If you’re a four-year-old in the United Kingdom, you probably know who Peppa Pig, above, is. The anthropomorphic, snorting pig and her family are a mainstay of children’s television there — and, increasingly, elsewhere — with unrivaled popularity throughout Great Britain. Each episode features Peppa’s family and her friends (and often the friends of her brother, George) exploring the everyday adventures that come with being a preschooler. Take, for example, Wikipedia’s description (as of 2014) of the first episode of the show’s third season, titled “Work and Play:” “When Peppa and Suzy [that’s Suzy Sheep, Peppa’s best friend] learn that grown-ups must work all day, they decide to play at working in a store. But they quickly get tired of it.” It’s not very hard-hitting stuff, but little kids tend to like it.
As of this writing, there are four seasons of the show totaling 208 episodes, each of which is five minutes. (There’s also a ten-minute Christmas special.) One of them can be seen below…
… but if you’re in Australia, your major broadcaster doesn’t want your preschooler to watch it.
That episode is called “Spider Web.” Wikipedia’s description [as of 2014] is short but to the point: “There’s a spider in the house, so Mummy Pig tells Daddy Pig to get rid of it.” The Pig family spends much of the five minutes discussing whether the spider should be able to live with them or not — Mummy Pig wants it gone, but Daddy Pig notes that spiders eat flies and are therefore good to have around. In the end, the family concludes that spiders are good to have around (although better outside the house than inside). Daddy Pig even makes a new rule: no one is to break a spider’s web, as the spider worked long and hard to build it, and that just wouldn’t be nice.
“Spider Web” originally aired in the UK on December 21, 2011, and soon was available for broadcast in other areas. Australia was one of those secondary regions — but it never made it to TV there. Peppa Pig typically airs on ABC 4 Kids in Australia and the ABC (the Australian Broadcasting Company), which operates that channel, declined to air the episode.
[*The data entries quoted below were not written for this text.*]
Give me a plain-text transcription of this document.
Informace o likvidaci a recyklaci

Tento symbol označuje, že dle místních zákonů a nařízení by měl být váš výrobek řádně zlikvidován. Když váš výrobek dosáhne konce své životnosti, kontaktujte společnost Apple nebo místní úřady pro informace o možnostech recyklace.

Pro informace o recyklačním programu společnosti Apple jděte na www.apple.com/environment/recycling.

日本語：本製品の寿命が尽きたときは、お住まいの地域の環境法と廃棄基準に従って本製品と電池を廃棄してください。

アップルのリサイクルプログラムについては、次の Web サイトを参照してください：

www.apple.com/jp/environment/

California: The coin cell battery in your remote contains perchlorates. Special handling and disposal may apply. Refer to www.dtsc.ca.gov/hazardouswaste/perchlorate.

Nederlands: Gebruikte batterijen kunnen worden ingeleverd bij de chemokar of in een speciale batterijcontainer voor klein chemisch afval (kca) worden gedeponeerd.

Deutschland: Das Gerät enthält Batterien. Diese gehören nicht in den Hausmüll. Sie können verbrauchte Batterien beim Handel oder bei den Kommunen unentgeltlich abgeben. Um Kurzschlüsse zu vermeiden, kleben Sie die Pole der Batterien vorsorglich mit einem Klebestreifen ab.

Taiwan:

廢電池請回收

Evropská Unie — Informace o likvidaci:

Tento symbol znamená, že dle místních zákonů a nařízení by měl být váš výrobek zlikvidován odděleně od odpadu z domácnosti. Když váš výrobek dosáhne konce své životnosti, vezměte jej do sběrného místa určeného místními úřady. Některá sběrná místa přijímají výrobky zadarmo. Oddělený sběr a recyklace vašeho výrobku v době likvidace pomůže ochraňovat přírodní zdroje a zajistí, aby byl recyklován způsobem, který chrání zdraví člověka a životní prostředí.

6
The problem: spiders in Australia are really dangerous. Really dangerous. As Wikipedia notes, “Australia has some highly venomous spiders, including the notorious Sydney funnel-web, its relatives in the Atrax genus, and redback spiders, whose bites can be deadly.” Even though the most common spiders in Australia are generally not very toxic, there are some best avoided. Learning to play nice with spiders is a bad idea if you’re an Australian four-year-old.
The ABC’s decision probably wouldn’t have come to light except for a slight error on their part. In August of 2012, a viewer complained that the “Spider Web” episode appeared on an ABC-run website. The ABC apologized for their error, and the episode is no longer available there.